Area of the region inside $r=\cos{\theta}$ but outside of $r=4\cos{3\theta}$. I have been crazy finding the area of the region inside $r=\cos{\theta}$ but outside of $r=4\cos{3\theta}$. I can't decide the integral bounds

 A: The above answer is incorrect (it equals approximately $0.53$ which is larger than half the area of the circle, which is impossible).
The area inside a loop of $r=4\cos3\theta$ equals
$$
A_1=\int_{-\pi/6}^{\pi/6}\int_0^{4\cos3\theta}r\; drd\theta =\frac{4\pi}{3}
$$
The area inside a loop of  $r=4\cos3\theta$ and inside the circle $r=\cos\theta$ is given by
$$
A_2=A_1-2\int_0^{\cos^{-1}\frac{\sqrt{13}}{4}}\int_{\cos\theta}^{4\cos3\theta}r\; drd\theta = \frac{\sqrt{39}}{16}+\frac{15\cos^{-1}(\frac{\sqrt{13}}{4})}{2}
$$
And finally, the wanted area is the area of the circle $r=\cos\theta$ minus $A_2$:
$$
A=\frac{\pi}{4}-A_2 =\frac{8\pi}{3}-\frac{\sqrt{39}}{16}+\frac{15\cos^{-1}(\frac{\sqrt{13}}{4})}{2} \approx 0.346
$$
The answer seems reasonable, as it is approximately have the area of the circle.
A: We can use a triple angle formula $\cos(3\theta)= 4\cos^3(\theta)-3\cos(\theta)$ to find the coordinates at which the the two curves intersect in the first and fourth quadrant: $$ \cos(\theta) = 4\cos(3\theta)= 4(4\cos^3(\theta) - 3\cos(\theta))=16\cos^3(\theta) -12\cos(\theta) $$ so $$ 16\cos^3(\theta) - 13\cos(\theta)=0 \implies \cos(\theta)(16\cos^2(\theta)-13) = 0 $$ which is true at either $\theta= \frac{\pi}{2} + n\pi, n \in \mathbb{Z}$ or when $$ \cos^2(\theta) = \frac{13}{16} \implies \boxed{\theta = \cos^{-1}(\sqrt{13}/4)}. $$ As the range of inverse cosine is restricted to $0<\cos^{-1}(\theta)<\frac{\pi}{2}$ This will give you two answers. The only between $0$ and $\frac{\pi}{2}$ is obviously the one you're looking for, along with it's negative evil-twin in the fourth quadrant.

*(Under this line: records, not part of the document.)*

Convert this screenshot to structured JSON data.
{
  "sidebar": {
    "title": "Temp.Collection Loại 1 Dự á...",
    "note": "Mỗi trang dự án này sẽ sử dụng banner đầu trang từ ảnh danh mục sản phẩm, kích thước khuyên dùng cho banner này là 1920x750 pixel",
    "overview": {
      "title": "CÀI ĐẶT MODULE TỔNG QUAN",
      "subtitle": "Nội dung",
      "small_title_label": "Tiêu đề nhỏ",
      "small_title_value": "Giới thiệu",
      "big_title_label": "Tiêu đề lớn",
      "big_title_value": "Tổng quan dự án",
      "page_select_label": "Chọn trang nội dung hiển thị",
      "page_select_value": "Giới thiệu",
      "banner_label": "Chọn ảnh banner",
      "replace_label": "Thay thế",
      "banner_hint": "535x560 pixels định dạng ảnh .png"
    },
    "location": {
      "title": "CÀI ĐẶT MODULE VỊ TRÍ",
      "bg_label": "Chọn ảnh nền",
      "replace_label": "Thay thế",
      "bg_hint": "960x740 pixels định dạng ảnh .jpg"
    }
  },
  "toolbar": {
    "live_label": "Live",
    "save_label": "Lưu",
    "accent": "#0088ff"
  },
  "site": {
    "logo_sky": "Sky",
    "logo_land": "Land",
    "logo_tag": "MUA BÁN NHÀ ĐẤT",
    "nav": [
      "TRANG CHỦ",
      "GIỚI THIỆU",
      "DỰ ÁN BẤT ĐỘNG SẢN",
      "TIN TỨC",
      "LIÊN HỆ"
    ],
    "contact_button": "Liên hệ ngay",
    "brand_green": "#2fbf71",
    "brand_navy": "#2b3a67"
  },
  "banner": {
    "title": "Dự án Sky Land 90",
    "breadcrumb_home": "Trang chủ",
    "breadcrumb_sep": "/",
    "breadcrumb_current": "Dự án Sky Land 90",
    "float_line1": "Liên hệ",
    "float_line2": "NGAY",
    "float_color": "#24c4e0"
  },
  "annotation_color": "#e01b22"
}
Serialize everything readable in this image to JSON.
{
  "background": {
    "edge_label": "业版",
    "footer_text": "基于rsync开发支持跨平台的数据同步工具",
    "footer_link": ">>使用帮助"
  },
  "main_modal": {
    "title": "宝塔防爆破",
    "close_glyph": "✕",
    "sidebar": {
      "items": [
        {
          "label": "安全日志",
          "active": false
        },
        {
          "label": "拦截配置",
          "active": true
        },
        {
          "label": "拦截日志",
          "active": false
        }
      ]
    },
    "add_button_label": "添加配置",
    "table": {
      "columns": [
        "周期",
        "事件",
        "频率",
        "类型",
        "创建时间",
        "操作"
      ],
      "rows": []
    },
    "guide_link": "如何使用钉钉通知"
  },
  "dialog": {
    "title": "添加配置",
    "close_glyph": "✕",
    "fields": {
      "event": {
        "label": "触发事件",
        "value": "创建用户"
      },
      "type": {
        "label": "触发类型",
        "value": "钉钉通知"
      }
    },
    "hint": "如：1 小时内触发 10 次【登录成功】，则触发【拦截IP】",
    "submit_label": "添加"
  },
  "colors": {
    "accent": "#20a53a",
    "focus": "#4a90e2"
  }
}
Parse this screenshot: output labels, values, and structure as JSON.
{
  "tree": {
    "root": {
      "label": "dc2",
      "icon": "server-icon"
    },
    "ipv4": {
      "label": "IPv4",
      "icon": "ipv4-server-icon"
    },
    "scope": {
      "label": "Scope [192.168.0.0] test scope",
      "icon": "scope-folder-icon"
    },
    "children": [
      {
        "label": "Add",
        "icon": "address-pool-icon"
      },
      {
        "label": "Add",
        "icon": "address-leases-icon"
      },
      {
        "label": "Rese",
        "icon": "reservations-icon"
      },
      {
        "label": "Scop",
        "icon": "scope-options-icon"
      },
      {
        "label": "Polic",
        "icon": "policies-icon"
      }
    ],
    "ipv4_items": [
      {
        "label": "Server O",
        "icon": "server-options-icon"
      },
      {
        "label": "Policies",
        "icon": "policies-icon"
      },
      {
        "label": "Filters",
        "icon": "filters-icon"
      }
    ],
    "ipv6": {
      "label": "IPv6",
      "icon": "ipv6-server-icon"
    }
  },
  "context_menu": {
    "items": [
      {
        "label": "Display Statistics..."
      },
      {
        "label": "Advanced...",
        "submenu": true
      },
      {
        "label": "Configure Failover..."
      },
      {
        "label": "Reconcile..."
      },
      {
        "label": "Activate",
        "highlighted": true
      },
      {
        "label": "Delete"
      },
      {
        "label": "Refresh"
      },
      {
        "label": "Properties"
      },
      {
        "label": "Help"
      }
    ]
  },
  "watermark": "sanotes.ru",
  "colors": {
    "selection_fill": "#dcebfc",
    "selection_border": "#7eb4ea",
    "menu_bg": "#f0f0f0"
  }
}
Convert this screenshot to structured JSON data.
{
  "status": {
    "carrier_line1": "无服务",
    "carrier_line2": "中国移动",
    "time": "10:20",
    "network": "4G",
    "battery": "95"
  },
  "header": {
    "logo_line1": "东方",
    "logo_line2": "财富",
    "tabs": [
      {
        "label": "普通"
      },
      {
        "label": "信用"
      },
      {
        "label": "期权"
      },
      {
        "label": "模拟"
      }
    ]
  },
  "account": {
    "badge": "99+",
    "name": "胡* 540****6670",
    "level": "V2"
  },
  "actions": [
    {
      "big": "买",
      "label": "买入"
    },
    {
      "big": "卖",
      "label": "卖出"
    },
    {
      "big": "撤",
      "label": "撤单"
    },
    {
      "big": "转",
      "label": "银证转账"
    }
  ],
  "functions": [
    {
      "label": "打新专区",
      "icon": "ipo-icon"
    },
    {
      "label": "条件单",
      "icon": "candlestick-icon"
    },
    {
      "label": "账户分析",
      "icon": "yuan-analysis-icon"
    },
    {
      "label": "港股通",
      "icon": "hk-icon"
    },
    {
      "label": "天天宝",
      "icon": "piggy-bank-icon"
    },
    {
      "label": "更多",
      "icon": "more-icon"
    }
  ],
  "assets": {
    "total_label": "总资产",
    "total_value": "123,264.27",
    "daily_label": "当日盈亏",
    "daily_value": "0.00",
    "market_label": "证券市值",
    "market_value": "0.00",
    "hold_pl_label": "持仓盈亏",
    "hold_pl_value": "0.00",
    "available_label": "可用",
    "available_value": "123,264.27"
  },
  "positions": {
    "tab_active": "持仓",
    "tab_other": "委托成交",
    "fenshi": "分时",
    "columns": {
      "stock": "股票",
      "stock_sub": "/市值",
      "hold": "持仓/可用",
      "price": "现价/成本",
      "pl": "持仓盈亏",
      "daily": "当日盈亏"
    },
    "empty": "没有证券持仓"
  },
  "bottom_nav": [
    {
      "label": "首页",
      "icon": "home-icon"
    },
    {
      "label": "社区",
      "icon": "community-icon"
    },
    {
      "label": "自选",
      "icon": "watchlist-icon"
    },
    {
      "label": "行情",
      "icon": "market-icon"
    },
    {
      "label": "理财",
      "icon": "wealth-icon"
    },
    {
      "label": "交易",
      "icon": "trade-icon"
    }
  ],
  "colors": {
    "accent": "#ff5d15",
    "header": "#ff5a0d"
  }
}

From there you really just need to do: $$ 4\int_{-\cos^{-1}(\sqrt{13}/4)}^{\cos^{-1}(\sqrt{13}/4)}\int_{0}^{\cos(\theta)} r\cos(3\theta) \ d\theta \ dr $$ which will be the area of $r\cos(\theta)$ not highlighted. Subtract that from the area of $r\cos(\theta)$ (very easy to calculate :D ) and you've got it.

EDIT:
Actually I'm not sure you need to find the point of intersection at all. Since the furthest away things ever get in the r-direction is $\cos(\theta)$ I'm pretty sure you can just do the area of the $\cos(\theta)$ (1), minus this integral: $$ 4\int_{-\pi/2}^{\pi/2} \int_{0}^{\cos(\theta} r\cos(3\theta) \ dr \ d\theta $$